The good, the bad, and the ugly of consumer sleep technologies use among athletes: A call for action

Khaled Trabelsi a,b,, Ahmed S BaHammam c,d, Hamdi Chtourou e, Haitham Jahrami f,g, Michael V Vitiello h
PMCID: PMC10362482  PMID: 36868375

Highlights

  • Consumer sleep technologies (CSTs) are the numerous software and hardware products that claim to monitor and even enhance sleep.

  • At this time, CSTs cannot be used for the diagnosis or treatment of sleep problems.

  • Orthosomnia is the name for a CST-driven obsession with getting the best possible sleep.

1. Introduction

For athletes, the quality and quantity of sleep are essential elements for optimizing recovery and subsequent performance.1 Unfortunately, athletes frequently face challenges getting sufficient, high-quality sleep.2 A recent systematic review and meta-analysis of 81 studies involving 1830 athletes concluded that compared to healthy non-athletes, athletes' sleep duration was shorter with poorer sleep efficiency.3 Notable sleep issues (e.g., sleep apnea and snoring, as well as insomnia and trouble falling asleep) were revealed in young athletes.3 It was common for sleep quality and architecture to change over time depending on the training period.3

2. The good

Understanding how and to what extent sleep can be enhanced in order to improve athletic performance requires the ability to accurately measure and quantify it.1 Polysomnography (PSG) is the gold standard for the assessment of sleep/wake patterns.1 However, it is expensive, cumbersome, and requires a sleep specialist, making it impractical for regular use by athletes. Luckily, the last decade has seen an increasing proliferation of publicly available consumer sleep technologies (CSTs), which includes sleep recording devices that can be categorized as wearables and non-wearables (also known as “nearables”).4

Wearable devices are worn on the athlete's wrist (i.e., a watch), finger (i.e., a ring), head (e.g., a headband), or chest (i.e., a belt).4 Actigraphy, which combines activity monitors and sleep/wake diaries, is the most widely used wearable alternative to PSG. Accelerometers are incorporated into this device type to determine periods of “movement” (i.e., awake) and/or “nonmovement” (i.e., asleep).5

For the new generation of wrist-worn wearables (e.g., commercial smartwatches that are sensor-based and most commonly used in athletic settings6), sleep is tracked not only by movement but also by pulse oximetry, skin temperature, heart rate, and heart rate variability (among other physiological measures) using manufacturer algorithms.4 Contrary to actigraphy-only devices, multi-sensor devices allow for the predictionof sleep stages above and beyond simple binary sleep/wake distinctions.7

Nearables are unobtrusive devices that detect sleep from a distance and are typically placed in the bed or under the mattress.8 Nearables typically estimate sleep stages by sensing movement, breathing, cardiovascular (e.g., heart rate, oxygen saturation, stroke volume, and even an electrocardiogram records), and sound, as well as ambient light, humidity, and temperature.9

3. The bad

The use of CSTs by athletes can often be problematic.
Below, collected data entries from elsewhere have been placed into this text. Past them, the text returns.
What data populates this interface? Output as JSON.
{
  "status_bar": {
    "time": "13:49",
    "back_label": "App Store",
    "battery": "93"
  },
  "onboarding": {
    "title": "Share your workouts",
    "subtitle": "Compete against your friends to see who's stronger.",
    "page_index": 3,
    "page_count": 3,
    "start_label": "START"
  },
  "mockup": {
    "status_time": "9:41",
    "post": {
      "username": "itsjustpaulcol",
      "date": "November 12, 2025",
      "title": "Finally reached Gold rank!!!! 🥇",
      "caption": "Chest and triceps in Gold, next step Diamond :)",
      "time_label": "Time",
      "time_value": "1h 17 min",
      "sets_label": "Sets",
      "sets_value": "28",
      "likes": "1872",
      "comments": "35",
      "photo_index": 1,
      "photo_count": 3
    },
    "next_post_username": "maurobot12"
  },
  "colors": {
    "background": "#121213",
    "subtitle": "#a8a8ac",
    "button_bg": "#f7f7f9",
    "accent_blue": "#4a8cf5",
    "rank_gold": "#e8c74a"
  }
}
First, the accuracy of CSTs for monitoring sleep is questionable. In this context, Chinoy et al.10 tested the performance of a number of CSTs, including 5 wearables (i.e., Philips Respironics Actiwatch 2, Fatigue Science Readiband, Garmin Fenix 5S, Fitbit Alta HR, and Garmin Vivosmart 3) and 3 nearables (i.e., EarlySense Live, SleepScore Max, and ResMed S+) vs. PSG as the gold standard sleep assessment technique. The authors found that CSTs had high sensitivity but relatively lower specificity, indicating a tendency for the devices to accurately detect sleep but to detect wakefulness less accurately as compared with PSG.10 Specifically, an overestimation of total sleep time and sleep efficiency, as well as an underestimation of wake time (i.e., wake after sleep onset) were observed for most CSTs. The ResMed S+ and Fitbit Alta HR devices were the most accurate in terms of estimating total sleep time.10 Additionally, significant differences were observed in all major summary metrics compared to those obtained using actigraphy and PSG.10 While many CSTs did not significantly differ from PSG, their observed differences were even smaller when compared to actigraphy.10 It should also be noted that the Garmin devices had more extreme measurement differences compared to objective clinical measures of sleep (i.e., PSG or actigraphy);10 therefore, using these particular CSTs for assessing the sleep of athletes should be done with caution.

4. The ugly

In addition to the possible inaccurate sleep metrics provided by some CSTs, a perfectionist athlete with personality traits characterized by excessively high personal standards and extreme critical self-evaluation11 will very likely endeavor to pursue optimal sleep metrics based on their use of CSTs. This obsessive pursuit of ideal sleep has recently been termed “orthosomnia”,12,13 a combination of “ortho” referring to straight, proper, or right, and “somnia” referring to sleep.13 Investigations of orthosomnia are in their infancy. Nevertheless, an obsessional preoccupation with sleep tracker data, frequent checking of the sleep tracker, and concern and anxiety about separation from one's CST are examples of behaviors that may commonly be associated with orthosomnia.12 An athlete with orthosomnia is continuously obliged to use a laptop, smartphone, or tablet to collect and visualize their sleep. However, such behaviors may lead to and/or exacerbate an emerging related psychological condition: the fear of lack of access to a mobile/smartphone and or internet connectivity, which is known as nomophobia.14 In a recent systematic review and meta-analysis by our research group, we found that approximately 20% of people had mild symptoms of nomophobia, 50% had moderate symptoms, and 20% had severe symptoms.14 Despite the lack of studies investigating the prevalence of nomophobia in athletes, the use of fitness/sleep trackers often connected to a mobile phone suggests that a significant percentage of athletes may suffer from severe nomophobia. Previous studies by our research team showed a strong association between nomophobia, anxiety, and insomnia.15,16

Insomnia symptoms are reported by up to 70% of professional athletes and are common in both individual and team sports.17,18 Moreover, sleep-onset problems associated with stress and pre-sleep mentation predominate in athletes, especially before competition.19 It should be acknowledged that psychological problems, such as depression and anxiety, could increase in athletes undergoing weight loss prior to competition.20 These mood states have the potential to further exacerbate athletes' precompetitive sleep disturbance.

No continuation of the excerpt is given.